Background: Given the lack of targeted therapies and frequent resistance to apoptosis-based treatments, triple-negative breast cancer (TNBC) remains a major clinical challenge. Exploring non-apoptotic cell death mechanisms may offer new therapeutic avenues to circumvent drug resistance in TNBC.

Methods: The anticancer activity of a novel cyclometalated iridium (III) compound, CIr2, was evaluated using cytotoxicity, clonogenic, and migration assays in multiple breast cancer cell lines. Mechanistic investigations included analyses of mitochondrial dysfunction, reactive oxygen species (ROS) production, ATP depletion, endoplasmic reticulum (ER) stress, and MAPK signaling. Transcriptomic profiling (RNA-seq), ultrastructural and morphological analyses, as well as pharmacological inhibitor studies targeting distinct cell death pathways, were performed to elucidate the mode of cell death induced by CIr2. The in vivo antitumor efficacy and safety of CIr2 were further assessed using a TNBC xenograft mouse model.

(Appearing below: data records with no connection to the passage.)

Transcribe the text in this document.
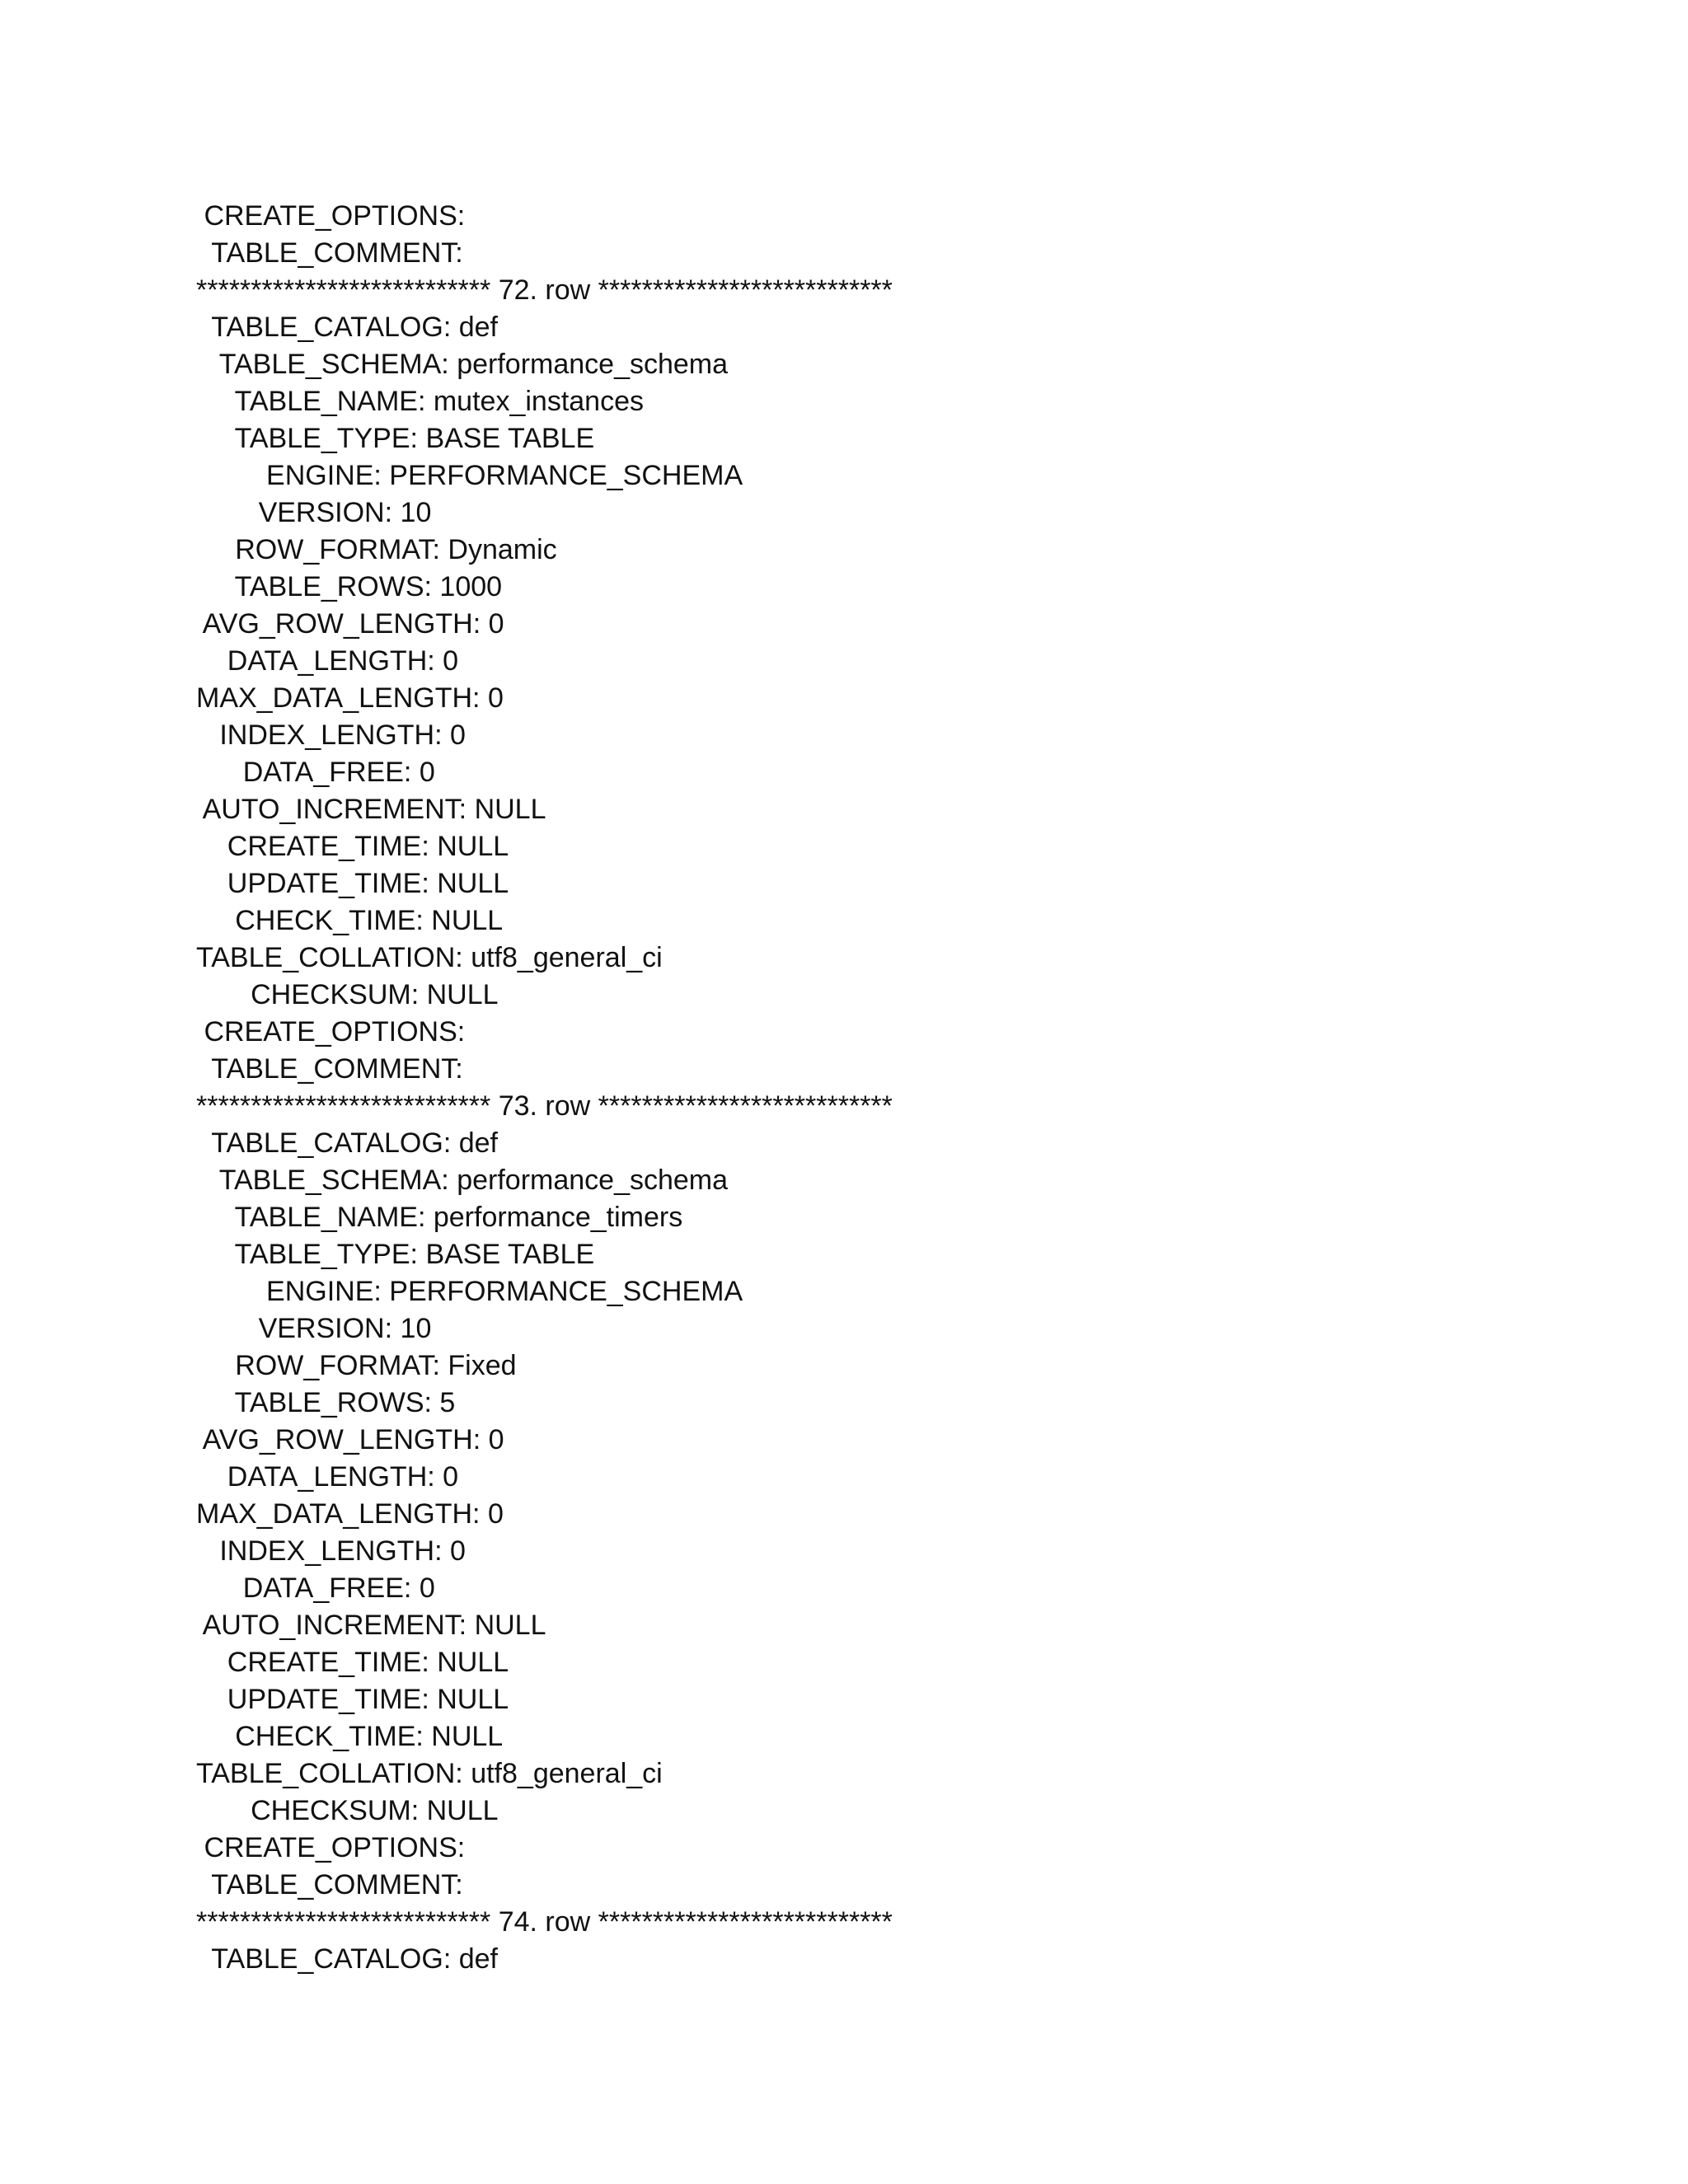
CREATE_OPTIONS:
TABLE_COMMENT:
*************************** 72. row ***************************
TABLE_CATALOG: def
TABLE_SCHEMA: performance_schema
TABLE_NAME: mutex_instances
TABLE_TYPE: BASE TABLE
ENGINE: PERFORMANCE_SCHEMA
VERSION: 10
ROW_FORMAT: Dynamic
TABLE_ROWS: 1000
AVG_ROW_LENGTH: 0
DATA_LENGTH: 0
MAX_DATA_LENGTH: 0
INDEX_LENGTH: 0
DATA_FREE: 0
AUTO_INCREMENT: NULL
CREATE_TIME: NULL
UPDATE_TIME: NULL
CHECK_TIME: NULL
TABLE_COLLATION: utf8_general_ci
CHECKSUM: NULL
CREATE_OPTIONS:
TABLE_COMMENT:
*************************** 73. row ***************************
TABLE_CATALOG: def
TABLE_SCHEMA: performance_schema
TABLE_NAME: performance_timers
TABLE_TYPE: BASE TABLE
ENGINE: PERFORMANCE_SCHEMA
VERSION: 10
ROW_FORMAT: Fixed
TABLE_ROWS: 5
AVG_ROW_LENGTH: 0
DATA_LENGTH: 0
MAX_DATA_LENGTH: 0
INDEX_LENGTH: 0
DATA_FREE: 0
AUTO_INCREMENT: NULL
CREATE_TIME: NULL
UPDATE_TIME: NULL
CHECK_TIME: NULL
TABLE_COLLATION: utf8_general_ci
CHECKSUM: NULL
CREATE_OPTIONS:
TABLE_COMMENT:
*************************** 74. row ***************************
TABLE_CATALOG: def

Results: CIr2 selectively inhibited the proliferation and migration of TNBC cells while exerting minimal cytotoxic effects on normal breast epithelial cells. CIr2 preferentially accumulated in mitochondria, leading to mitochondrial membrane potential collapse, excessive ROS production, and profound ATP depletion. Transcriptomic profiling and morphological analyses revealed pronounced ER stress, MAPK pathway activation, and paraptosis-associated ultrastructural alterations, including mitochondrial swelling and extensive cytoplasmic vacuolization. Pharmacological inhibition of apoptosis, necroptosis, ferroptosis, autophagy, ER stress, or p38 MAPK signaling failed to rescue CIr2-induced cytotoxicity, whereas ROS scavenging effectively reversed these effects, confirming a mitochondrial dysfunction and ROS-driven paraptotic mode of cell death. In vivo, CIr2 markedly suppressed TNBC xenograft tumor growth with minimal systemic toxicity.

Conclusion: CIr2 induces paraptosis through mitochondrial dysfunction and ER stress, offering a potential therapeutic strategy to overcome apoptosis resistance in TNBC. These findings provide a new mechanistic insight into iridium-based paraptosis induction.